Mobile Base with Sensors

This setup covers a mobile base with sensors mounted on it, such as LIDAR, front-facing cameras, and rear-facing cameras. These sensors are used for navigation, SLAM, and obstacle detection. All sensors are children of the base frame, so their positions update automatically as the base moves through the environment.

Frame hierarchy

world
└── my-base
    ├── my-lidar (mounted on top)
    ├── front-camera (front-facing)
    └── rear-camera (rear-facing)

The base is a child of the world frame. All sensors are children of the base, so the entire sensor subtree moves with the base.

Steps

1. Choose your world frame

For a mobile base, the world frame origin is typically the center of the base itself. The frame system tracks the base’s position as it moves, so the world frame serves as the fixed reference that the base moves through.

You do not need to mark a physical location for the world frame origin in the environment. Instead, all sensor positions are defined relative to the center of the base.

2. Add a frame to the base

In the Viam app, navigate to your machine and click the CONFIGURE tab. Find your base component and click + Add frame.

Since the world frame origin is at the base center, the translation is zero:

{
  "parent": "world",
  "translation": { "x": 0, "y": 0, "z": 0 },
  "orientation": {
    "type": "ov_degrees",
    "value": { "x": 0, "y": 0, "z": 1, "th": 0 }
  }
}

Click Save.

3. Add a frame to the LIDAR

Find your LIDAR component and click + Add frame. Measure the offset from the center of the base to the LIDAR’s sensor origin.

For a LIDAR mounted on top of the base, centered horizontally and 150 mm above the base center:

{
  "parent": "my-base",
  "translation": { "x": 0, "y": 0, "z": 150 },
  "orientation": {
    "type": "ov_degrees",
    "value": { "x": 0, "y": 0, "z": 1, "th": 0 }
  }
}

If the LIDAR is offset forward or to one side, include x and y values. For example, a LIDAR mounted 50 mm forward of center and 150 mm above:

{
  "parent": "my-base",
  "translation": { "x": 0, "y": 50, "z": 150 },
  "orientation": {
    "type": "ov_degrees",
    "value": { "x": 0, "y": 0, "z": 1, "th": 0 }
  }
}

Click Save.

4. Add frames to the cameras

Find each camera component and click + Add frame. Measure the offset from the base center to each camera’s mounting position.

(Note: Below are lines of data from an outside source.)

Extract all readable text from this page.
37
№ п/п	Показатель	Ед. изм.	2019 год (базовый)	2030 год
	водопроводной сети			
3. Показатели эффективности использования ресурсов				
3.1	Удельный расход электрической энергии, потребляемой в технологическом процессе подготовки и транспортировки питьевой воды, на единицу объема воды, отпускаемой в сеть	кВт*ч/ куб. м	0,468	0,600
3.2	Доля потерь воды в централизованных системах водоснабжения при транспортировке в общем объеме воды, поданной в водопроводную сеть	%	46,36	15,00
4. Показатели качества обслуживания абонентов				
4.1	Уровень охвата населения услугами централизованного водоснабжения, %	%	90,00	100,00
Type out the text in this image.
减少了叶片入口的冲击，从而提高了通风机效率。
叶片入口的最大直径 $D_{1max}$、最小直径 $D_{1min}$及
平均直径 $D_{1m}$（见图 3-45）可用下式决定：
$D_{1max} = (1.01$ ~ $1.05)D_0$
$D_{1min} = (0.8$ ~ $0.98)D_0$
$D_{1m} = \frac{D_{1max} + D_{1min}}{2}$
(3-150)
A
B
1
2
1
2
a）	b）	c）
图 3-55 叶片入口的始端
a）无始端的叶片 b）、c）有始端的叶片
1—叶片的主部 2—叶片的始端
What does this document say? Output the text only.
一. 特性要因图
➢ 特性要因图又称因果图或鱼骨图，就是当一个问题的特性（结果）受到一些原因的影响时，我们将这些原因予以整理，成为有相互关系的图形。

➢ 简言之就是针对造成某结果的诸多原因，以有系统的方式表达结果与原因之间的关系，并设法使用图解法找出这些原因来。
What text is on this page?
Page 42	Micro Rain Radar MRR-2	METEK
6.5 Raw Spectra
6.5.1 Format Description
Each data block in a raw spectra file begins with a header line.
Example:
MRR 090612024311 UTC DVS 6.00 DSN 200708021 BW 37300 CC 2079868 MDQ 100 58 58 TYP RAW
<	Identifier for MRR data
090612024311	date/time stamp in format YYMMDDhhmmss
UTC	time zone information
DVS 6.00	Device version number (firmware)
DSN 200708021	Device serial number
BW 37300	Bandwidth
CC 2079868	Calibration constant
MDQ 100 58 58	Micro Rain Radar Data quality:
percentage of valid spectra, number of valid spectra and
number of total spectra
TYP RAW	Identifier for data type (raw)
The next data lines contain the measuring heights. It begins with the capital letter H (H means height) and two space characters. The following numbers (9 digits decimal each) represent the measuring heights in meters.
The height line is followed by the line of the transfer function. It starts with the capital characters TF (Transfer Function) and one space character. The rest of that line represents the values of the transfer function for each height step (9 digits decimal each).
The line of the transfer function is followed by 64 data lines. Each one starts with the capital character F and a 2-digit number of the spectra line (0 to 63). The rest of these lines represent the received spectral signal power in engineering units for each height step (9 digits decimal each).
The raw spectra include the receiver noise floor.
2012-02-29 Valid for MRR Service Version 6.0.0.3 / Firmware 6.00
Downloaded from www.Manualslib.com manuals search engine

Front-facing camera: For a camera mounted at the front of the base, 200 mm forward and 120 mm above the base center:

{
  "parent": "my-base",
  "translation": { "x": 0, "y": 200, "z": 120 },
  "orientation": {
    "type": "ov_degrees",
    "value": { "x": 0, "y": 0, "z": 1, "th": 0 }
  }
}

The default orientation has the camera looking along the +y axis (forward). If your camera’s optical axis does not align with the base’s forward direction, adjust the orientation accordingly.

Rear-facing camera: For a camera mounted at the back of the base, 200 mm backward and 120 mm above the base center, facing backward:

{
  "parent": "my-base",
  "translation": { "x": 0, "y": -200, "z": 120 },
  "orientation": {
    "type": "ov_degrees",
    "value": { "x": 0, "y": 0, "z": 1, "th": 180 }
  }
}

The 180-degree rotation around the z axis points the camera backward (along -y).

Click Save after adding each camera frame.

5. Visualize and verify

  1. Navigate to the 3D SCENE tab in the Viam app.
  2. Verify that all sensor frames appear as children of the base.
  3. Check that sensor positions match their physical mounting locations relative to the base center.
  4. Confirm that camera orientations point in the correct directions (forward for the front camera, backward for the rear camera).

If any frame appears in the wrong position or orientation, return to the CONFIGURE tab and adjust the values.

6. Verify with TransformPose

Use TransformPose to confirm the relationships between sensor frames and the base frame. For example, transform the front camera’s origin (0, 0, 0) from the camera frame to the base frame. The result should match the camera’s measured offset from the base center.

For details on the TransformPose API, see Frame System Concepts.

Troubleshooting

LIDAR data does not align with camera data
Check that both the LIDAR and camera frames have the correct translation offsets from the base. Even small errors in the offsets can cause the two data sources to disagree about object positions. Verify by placing an object at a known distance and checking that both sensors report consistent positions after frame transformation.
Front and rear camera frames overlap in the visualizer
Make sure the y translations have opposite signs. The front camera should have a positive y offset and the rear camera a negative y offset (or vice versa, depending on your axis convention). Also verify that the rear camera has a 180-degree rotation to face backward.
Sensor frames are not updating as the base moves
Confirm that each sensor’s parent field is set to the base component name (for example, "my-base"), not "world". Frames parented to the world stay fixed in space.